Research Note From RBS Morgan 




Steel markets irrational behaviour


James Wilson


Todays sharp price drops in the likes of RIO, BHP, FMG and AGO are likely because of recent data out of China suggesting that steel prices have plummeted late last week. We understand that some of the steel being sold into the market was at “Fire sale prices” according to reports we’re getting. The short term demand macro for steel appears fragile off the back of European weakness and seems to focus on the 100Mt stockpile of ore in Chinese ports (which is normal lately).

Steel Traders noted that sales have been irrational and there’s expectation that prices are unlikely to stabilise until the market is restored to reason. This could bounce in days potentially, but at the moment the mood is negative and this is being reflected in the weakness of the major iron ore players this week.

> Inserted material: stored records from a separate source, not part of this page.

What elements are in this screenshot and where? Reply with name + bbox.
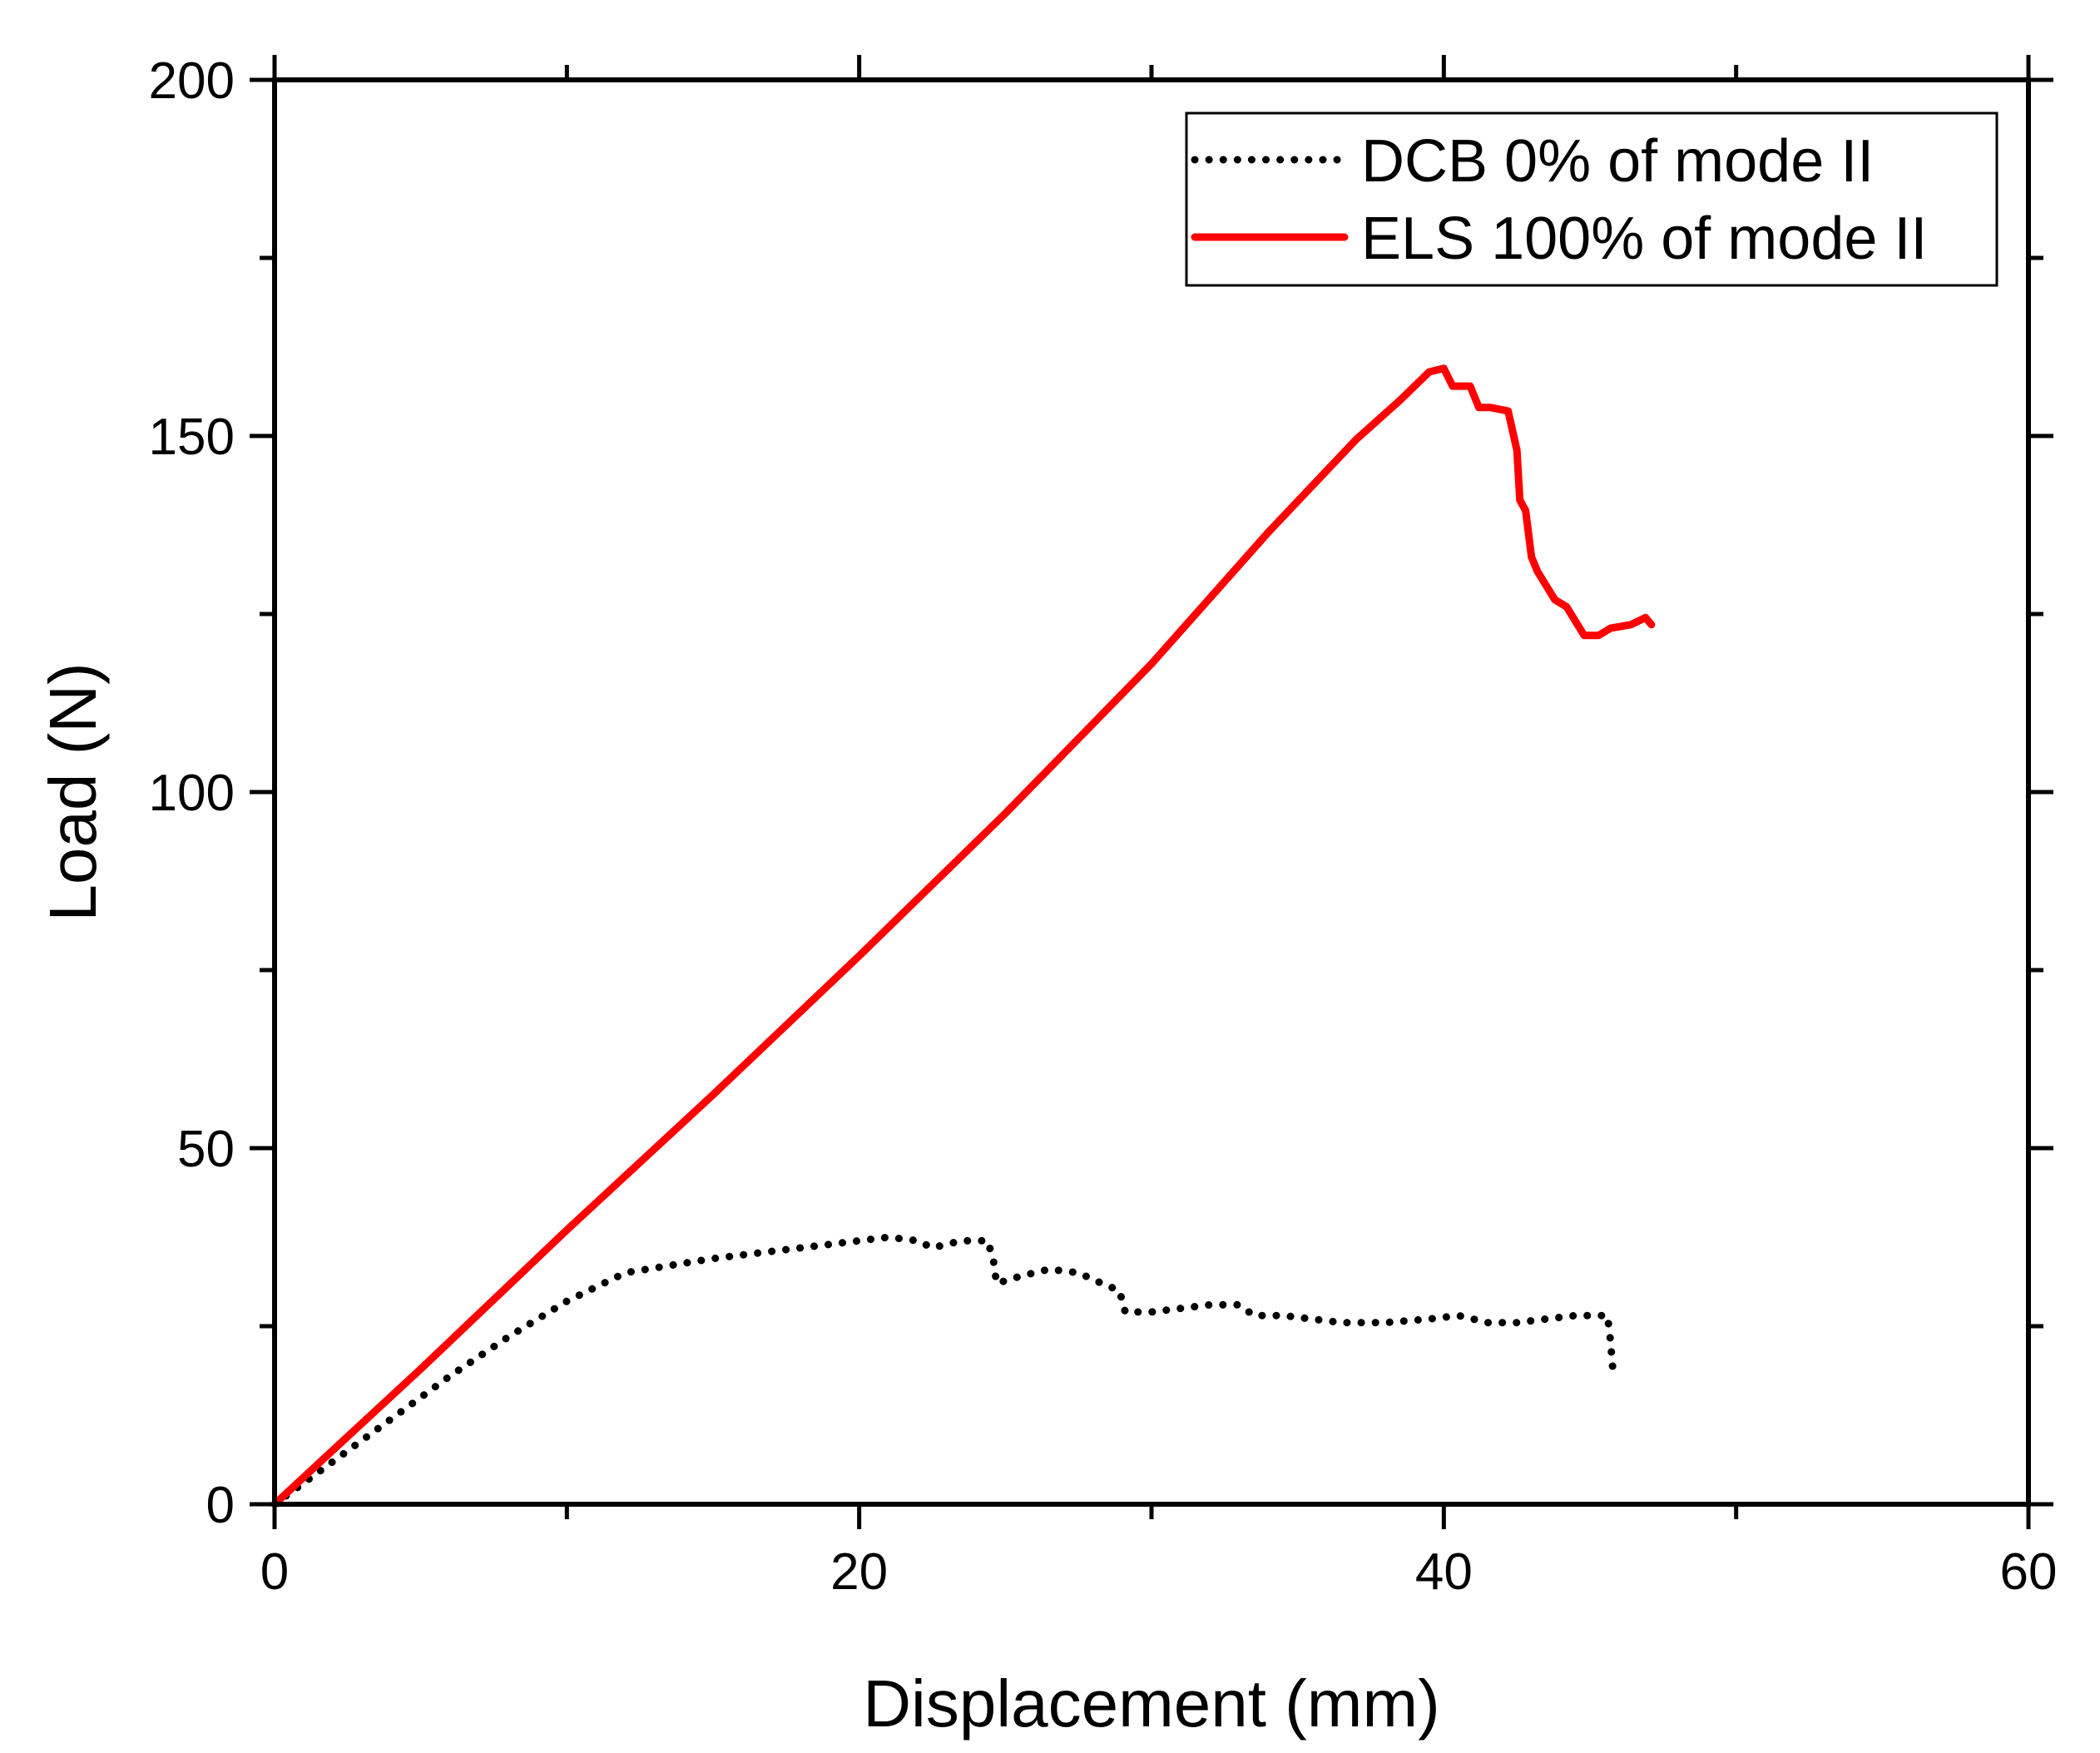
legend-label-dcb: DCB 0% of mode II <box>1361 128 1874 195</box>
series-line-dcb <box>270 1233 1617 1508</box>
legend-box <box>1185 111 1998 287</box>
y-axis-title: Load (N) <box>36 662 110 921</box>
series-line-els <box>270 364 1656 1508</box>
x-tick-label: 60 <box>2000 1543 2058 1601</box>
series-layer <box>270 364 1656 1508</box>
y-tick-label: 200 <box>149 52 235 110</box>
x-tick-label: 40 <box>1415 1543 1473 1601</box>
tick-layer <box>250 55 2053 1529</box>
y-tick-label: 0 <box>206 1477 235 1534</box>
legend: DCB 0% of mode II ELS 100% of mode II <box>1185 111 1998 287</box>
y-tick-label: 150 <box>149 409 235 466</box>
x-tick-label: 0 <box>260 1543 289 1601</box>
legend-label-els: ELS 100% of mode II <box>1361 206 1927 272</box>
y-tick-label: 100 <box>149 765 235 822</box>
y-tick-label: 50 <box>177 1121 235 1178</box>
plot-frame <box>272 77 2031 1507</box>
x-axis-title: Displacement (mm) <box>863 1666 1439 1741</box>
x-tick-label: 20 <box>830 1543 888 1601</box>
tick-label-layer: 0 20 40 60 0 50 100 150 200 <box>149 52 2058 1601</box>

As far as we are aware, structural long term demand appears in tact. In the short term volatility will remain on the back of irrational behaviour in China’s steel market.

Some points to consider:

The Good:

  • Iron ore prices at $125/t (currently) is what we assume is the base price for the commodity since the majority of Chinese production costs ~$120-170 per tonne. Any drop below this figure just hurts domestic Chinese production. This is likely to result in a large proportion of China’s iron ore production running at little or no profit.
  • China’s consumption is fed from ~50% internal domestic ores and 50% external ores sourced mainly from Australia and Brazil. We remain more competitive in price than just about every other global iron ore player due to our short shipping time to Brazil.
  • Iron ore stockpiles at 100Mt represents around ~8 weeks of consumption (this is normal), this could reduce rapidly if mills decide to drawdown stockpiles rather than purchasing in the spot market. The China stockpiles have been sitting at 90-100Mt for the last 6 months so we don’t see an issue with this.  
  • Capex commitment – BHP has committed to ~$9bn worth of iron ore expansion in the next 2 years (excluding outer harbour developments). RIO is forging ahead with it’s 353Mtpa expansion. FMG continues to develop it’s 155Mtpa expansion. Their data feeds are likely pretty good considering the size of investment so the long term strategy for these companies remains solid.
  • Steel mills usually opt for lower Fe grade ores in these markets, it’s cheaper and its got better margins than higher grade ores. This is especially beneficial to AGO and FMG ore types.

The Bad:

  • Mills may shut down for planned and unplanned maintenance whilst prices are volatile (and low). This may curb demand in the short term.


  • We could see iron ore prices drop further as stockpiles are soaked up.
  • Rapidly falling steel prices have dented the confidence of traders buying into the market. Traders are likely to sit on the sidelines until they see how far prices fall.  
  • Brazil’s Vale is likely to push additional cargoes to the China market (usually deferrals out of Europe), having reported strong increases in production recently. Vale’s tactic is to usually sell into the China spot market, which could keep prices low for the short term.